* Step 1: Sum WORST_CASE(Omega(n^1),?)
    + Considered Problem:
        - Strict TRS:
            diff(X,Y) -> if(leq(X,Y),0(),s(diff(p(X),Y)))
            if(false(),X,Y) -> Y
            if(true(),X,Y) -> X
            leq(0(),Y) -> true()
            leq(s(X),0()) -> false()
            leq(s(X),s(Y)) -> leq(X,Y)
            p(0()) -> 0()
            p(s(X)) -> X
        - Signature:
            {diff/2,if/3,leq/2,p/1} / {0/0,false/0,s/1,true/0}
        - Obligation:
            innermost runtime complexity wrt. defined symbols {diff,if,leq,p} and constructors {0,false,s,true}
    + Applied Processor:
        Sum {left = someStrategy, right = someStrategy}
    + Details:
        ()
* Step 2: DecreasingLoops WORST_CASE(Omega(n^1),?)
    + Considered Problem:
        - Strict TRS:
            diff(X,Y) -> if(leq(X,Y),0(),s(diff(p(X),Y)))

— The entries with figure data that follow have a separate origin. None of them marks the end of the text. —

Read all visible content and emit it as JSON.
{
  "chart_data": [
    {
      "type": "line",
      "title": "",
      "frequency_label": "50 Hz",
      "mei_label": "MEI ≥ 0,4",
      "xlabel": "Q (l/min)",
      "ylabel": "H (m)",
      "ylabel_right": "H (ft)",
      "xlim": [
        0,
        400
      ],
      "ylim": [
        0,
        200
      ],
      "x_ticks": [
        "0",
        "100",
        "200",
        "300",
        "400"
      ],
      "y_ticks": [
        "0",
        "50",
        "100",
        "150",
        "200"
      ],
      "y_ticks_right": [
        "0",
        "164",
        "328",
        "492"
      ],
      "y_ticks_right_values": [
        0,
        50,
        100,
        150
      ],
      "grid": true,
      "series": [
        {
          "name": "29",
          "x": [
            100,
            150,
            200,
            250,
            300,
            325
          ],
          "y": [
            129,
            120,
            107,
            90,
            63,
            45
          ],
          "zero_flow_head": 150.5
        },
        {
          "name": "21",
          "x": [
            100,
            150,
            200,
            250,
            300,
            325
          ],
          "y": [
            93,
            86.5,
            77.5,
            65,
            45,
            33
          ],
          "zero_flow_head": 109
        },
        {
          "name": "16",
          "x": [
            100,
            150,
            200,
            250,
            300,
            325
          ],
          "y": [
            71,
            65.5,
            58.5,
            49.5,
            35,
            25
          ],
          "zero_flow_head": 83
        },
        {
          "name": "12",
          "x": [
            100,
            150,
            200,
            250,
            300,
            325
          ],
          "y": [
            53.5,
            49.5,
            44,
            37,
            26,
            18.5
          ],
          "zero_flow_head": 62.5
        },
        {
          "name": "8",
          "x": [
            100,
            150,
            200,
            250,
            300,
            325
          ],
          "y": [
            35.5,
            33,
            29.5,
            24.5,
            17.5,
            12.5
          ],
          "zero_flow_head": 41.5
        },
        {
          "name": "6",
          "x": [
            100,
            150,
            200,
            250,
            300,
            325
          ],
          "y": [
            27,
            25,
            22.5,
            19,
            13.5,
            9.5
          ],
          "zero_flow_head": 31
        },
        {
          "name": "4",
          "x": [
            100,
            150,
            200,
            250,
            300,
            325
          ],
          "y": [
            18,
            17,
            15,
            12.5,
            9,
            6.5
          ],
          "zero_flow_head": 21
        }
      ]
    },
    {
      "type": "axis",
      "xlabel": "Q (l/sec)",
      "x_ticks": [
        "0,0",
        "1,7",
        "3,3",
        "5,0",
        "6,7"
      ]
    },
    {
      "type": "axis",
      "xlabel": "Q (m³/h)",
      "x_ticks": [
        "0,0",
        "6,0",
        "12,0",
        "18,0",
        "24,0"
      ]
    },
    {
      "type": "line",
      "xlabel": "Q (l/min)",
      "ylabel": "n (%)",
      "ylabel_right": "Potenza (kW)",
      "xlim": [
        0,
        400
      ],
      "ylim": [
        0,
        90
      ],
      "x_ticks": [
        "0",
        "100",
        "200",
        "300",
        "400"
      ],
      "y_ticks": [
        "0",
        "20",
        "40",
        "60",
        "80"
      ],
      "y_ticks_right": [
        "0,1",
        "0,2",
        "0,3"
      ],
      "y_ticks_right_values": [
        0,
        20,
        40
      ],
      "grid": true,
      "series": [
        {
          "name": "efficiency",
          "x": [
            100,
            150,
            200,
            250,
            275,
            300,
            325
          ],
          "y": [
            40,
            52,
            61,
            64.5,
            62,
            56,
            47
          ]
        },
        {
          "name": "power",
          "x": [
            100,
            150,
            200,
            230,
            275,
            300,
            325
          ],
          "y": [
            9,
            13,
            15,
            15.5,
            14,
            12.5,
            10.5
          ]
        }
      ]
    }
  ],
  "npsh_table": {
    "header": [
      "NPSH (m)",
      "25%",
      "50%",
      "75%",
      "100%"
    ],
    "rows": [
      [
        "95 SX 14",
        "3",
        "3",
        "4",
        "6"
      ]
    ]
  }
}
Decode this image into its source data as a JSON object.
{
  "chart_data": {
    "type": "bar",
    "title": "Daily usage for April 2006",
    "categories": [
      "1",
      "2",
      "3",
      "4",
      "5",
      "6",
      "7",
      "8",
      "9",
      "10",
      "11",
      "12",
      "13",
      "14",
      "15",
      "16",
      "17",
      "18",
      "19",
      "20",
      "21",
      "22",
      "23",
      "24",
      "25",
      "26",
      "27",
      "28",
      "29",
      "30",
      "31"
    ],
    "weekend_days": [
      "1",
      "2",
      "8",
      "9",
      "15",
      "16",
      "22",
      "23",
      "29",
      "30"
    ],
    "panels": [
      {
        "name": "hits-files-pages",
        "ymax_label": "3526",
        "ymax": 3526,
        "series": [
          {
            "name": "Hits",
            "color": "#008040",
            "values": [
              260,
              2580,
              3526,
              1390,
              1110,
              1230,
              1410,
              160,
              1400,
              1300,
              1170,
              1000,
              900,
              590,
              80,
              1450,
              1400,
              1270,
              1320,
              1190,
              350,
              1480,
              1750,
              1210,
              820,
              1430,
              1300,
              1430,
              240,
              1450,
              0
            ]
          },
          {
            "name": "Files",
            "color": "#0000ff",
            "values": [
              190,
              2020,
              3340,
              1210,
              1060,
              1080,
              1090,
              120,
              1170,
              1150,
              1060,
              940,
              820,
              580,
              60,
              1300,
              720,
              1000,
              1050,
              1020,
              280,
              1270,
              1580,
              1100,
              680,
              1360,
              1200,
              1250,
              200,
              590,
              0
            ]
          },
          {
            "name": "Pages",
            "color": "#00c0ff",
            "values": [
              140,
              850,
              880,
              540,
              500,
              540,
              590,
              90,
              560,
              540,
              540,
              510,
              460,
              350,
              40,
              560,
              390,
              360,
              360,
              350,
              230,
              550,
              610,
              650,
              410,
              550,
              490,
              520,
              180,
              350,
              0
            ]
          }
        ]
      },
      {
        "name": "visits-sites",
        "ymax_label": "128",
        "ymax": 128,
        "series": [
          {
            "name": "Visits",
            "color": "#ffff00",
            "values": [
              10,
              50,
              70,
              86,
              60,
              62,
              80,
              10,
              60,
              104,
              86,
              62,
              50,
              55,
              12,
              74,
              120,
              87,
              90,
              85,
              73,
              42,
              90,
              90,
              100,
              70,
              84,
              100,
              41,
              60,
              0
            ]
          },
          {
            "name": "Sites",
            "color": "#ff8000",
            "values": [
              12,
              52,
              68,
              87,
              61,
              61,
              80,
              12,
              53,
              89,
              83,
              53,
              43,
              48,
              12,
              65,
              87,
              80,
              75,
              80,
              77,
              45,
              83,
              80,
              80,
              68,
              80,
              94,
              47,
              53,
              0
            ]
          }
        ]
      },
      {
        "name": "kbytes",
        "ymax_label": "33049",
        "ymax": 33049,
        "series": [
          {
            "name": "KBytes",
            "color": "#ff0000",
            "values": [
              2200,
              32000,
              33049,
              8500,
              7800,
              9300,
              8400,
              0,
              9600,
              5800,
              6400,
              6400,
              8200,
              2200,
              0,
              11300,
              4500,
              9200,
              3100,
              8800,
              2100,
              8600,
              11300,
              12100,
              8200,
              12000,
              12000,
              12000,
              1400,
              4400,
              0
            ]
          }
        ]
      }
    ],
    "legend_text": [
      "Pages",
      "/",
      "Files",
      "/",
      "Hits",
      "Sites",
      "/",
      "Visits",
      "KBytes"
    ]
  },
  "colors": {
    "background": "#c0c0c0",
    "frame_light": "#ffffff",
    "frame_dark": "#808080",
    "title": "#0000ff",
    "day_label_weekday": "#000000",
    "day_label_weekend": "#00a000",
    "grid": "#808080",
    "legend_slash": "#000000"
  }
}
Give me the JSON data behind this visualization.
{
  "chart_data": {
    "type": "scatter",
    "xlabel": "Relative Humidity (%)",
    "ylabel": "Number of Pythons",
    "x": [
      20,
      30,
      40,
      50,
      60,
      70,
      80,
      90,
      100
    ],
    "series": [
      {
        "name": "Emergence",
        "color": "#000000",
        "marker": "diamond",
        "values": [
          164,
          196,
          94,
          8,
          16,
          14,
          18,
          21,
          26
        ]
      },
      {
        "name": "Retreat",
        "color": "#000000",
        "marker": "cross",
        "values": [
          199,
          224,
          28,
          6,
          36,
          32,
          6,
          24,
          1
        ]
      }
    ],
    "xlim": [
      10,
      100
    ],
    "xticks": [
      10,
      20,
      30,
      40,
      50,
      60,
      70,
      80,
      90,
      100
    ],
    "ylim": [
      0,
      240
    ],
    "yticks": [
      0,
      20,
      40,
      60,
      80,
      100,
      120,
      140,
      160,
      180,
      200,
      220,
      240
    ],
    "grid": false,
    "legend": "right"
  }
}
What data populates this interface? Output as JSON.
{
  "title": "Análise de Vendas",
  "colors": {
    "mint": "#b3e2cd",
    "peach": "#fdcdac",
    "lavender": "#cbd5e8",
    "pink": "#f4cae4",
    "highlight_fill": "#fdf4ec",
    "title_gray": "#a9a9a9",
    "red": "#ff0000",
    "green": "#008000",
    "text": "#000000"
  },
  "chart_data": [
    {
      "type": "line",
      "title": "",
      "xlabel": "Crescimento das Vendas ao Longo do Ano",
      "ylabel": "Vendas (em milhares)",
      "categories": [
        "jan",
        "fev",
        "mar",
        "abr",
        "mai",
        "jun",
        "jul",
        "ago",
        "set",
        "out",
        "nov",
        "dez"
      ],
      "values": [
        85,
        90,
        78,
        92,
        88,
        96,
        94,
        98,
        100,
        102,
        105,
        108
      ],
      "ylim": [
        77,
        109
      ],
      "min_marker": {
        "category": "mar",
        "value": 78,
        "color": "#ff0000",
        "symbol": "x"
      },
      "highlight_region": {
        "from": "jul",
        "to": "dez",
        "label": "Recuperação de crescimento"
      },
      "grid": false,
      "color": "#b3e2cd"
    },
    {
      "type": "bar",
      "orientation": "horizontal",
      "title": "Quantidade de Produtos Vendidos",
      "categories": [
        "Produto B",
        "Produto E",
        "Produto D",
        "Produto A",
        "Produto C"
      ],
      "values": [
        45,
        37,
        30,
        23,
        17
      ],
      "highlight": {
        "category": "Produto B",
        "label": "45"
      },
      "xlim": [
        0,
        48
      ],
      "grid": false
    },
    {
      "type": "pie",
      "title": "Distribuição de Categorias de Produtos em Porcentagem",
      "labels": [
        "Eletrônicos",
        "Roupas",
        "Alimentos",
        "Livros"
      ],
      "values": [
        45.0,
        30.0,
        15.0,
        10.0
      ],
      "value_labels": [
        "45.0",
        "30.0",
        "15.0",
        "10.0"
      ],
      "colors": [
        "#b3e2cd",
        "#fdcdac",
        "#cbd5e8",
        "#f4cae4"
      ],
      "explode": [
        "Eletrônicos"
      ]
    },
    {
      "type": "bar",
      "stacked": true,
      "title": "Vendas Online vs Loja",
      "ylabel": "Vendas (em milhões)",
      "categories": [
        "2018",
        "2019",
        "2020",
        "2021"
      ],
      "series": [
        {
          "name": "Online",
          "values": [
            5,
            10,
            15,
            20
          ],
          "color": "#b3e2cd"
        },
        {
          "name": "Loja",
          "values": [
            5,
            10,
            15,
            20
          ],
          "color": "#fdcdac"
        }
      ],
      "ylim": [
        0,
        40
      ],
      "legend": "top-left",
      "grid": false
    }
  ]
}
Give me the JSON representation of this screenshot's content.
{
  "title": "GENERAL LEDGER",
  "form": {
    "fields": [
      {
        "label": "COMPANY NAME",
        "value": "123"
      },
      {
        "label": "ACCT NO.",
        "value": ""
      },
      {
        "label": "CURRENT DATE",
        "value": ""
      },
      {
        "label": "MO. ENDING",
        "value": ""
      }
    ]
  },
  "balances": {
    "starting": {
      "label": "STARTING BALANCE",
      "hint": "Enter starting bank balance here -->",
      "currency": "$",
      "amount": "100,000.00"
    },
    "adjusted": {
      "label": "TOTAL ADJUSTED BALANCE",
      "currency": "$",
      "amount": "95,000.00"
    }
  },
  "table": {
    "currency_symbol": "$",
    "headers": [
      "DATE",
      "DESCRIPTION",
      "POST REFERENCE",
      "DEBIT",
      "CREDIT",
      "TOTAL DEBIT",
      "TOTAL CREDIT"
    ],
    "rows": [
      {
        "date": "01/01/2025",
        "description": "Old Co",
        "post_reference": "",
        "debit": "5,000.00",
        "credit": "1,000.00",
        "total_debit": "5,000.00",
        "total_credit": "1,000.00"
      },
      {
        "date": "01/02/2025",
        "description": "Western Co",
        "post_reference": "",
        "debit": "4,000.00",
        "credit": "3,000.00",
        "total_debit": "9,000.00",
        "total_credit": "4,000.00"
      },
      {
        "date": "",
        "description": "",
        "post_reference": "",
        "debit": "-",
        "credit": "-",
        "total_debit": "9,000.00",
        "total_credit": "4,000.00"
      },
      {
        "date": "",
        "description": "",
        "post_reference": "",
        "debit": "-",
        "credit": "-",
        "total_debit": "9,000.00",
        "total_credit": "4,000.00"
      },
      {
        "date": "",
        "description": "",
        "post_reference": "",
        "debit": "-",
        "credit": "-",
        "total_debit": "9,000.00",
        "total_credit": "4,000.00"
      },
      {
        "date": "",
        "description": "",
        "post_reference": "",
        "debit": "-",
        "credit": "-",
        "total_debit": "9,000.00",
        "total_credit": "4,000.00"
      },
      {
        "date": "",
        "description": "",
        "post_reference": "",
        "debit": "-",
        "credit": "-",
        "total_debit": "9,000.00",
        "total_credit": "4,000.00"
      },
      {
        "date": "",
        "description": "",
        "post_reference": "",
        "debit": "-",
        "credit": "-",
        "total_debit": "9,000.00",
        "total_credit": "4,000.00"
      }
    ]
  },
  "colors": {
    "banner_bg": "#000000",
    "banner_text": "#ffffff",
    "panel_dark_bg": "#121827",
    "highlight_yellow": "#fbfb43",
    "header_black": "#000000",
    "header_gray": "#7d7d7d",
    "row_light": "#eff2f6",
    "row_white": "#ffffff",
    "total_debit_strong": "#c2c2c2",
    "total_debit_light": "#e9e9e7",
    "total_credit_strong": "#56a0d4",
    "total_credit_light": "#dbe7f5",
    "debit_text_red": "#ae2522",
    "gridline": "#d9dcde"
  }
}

            if(false(),X,Y) -> Y
            if(true(),X,Y) -> X
            leq(0(),Y) -> true()
            leq(s(X),0()) -> false()
            leq(s(X),s(Y)) -> leq(X,Y)
            p(0()) -> 0()
            p(s(X)) -> X
        - Signature:
            {diff/2,if/3,leq/2,p/1} / {0/0,false/0,s/1,true/0}
        - Obligation:
            innermost runtime complexity wrt. defined symbols {diff,if,leq,p} and constructors {0,false,s,true}
    + Applied Processor:
        DecreasingLoops {bound = AnyLoop, narrow = 10}
    + Details:
        The system has following decreasing Loops:
          leq(x,y){x -> s(x),y -> s(y)} =
            leq(s(x),s(y)) ->^+ leq(x,y)
              = C[leq(x,y) = leq(x,y){}]

WORST_CASE(Omega(n^1),?)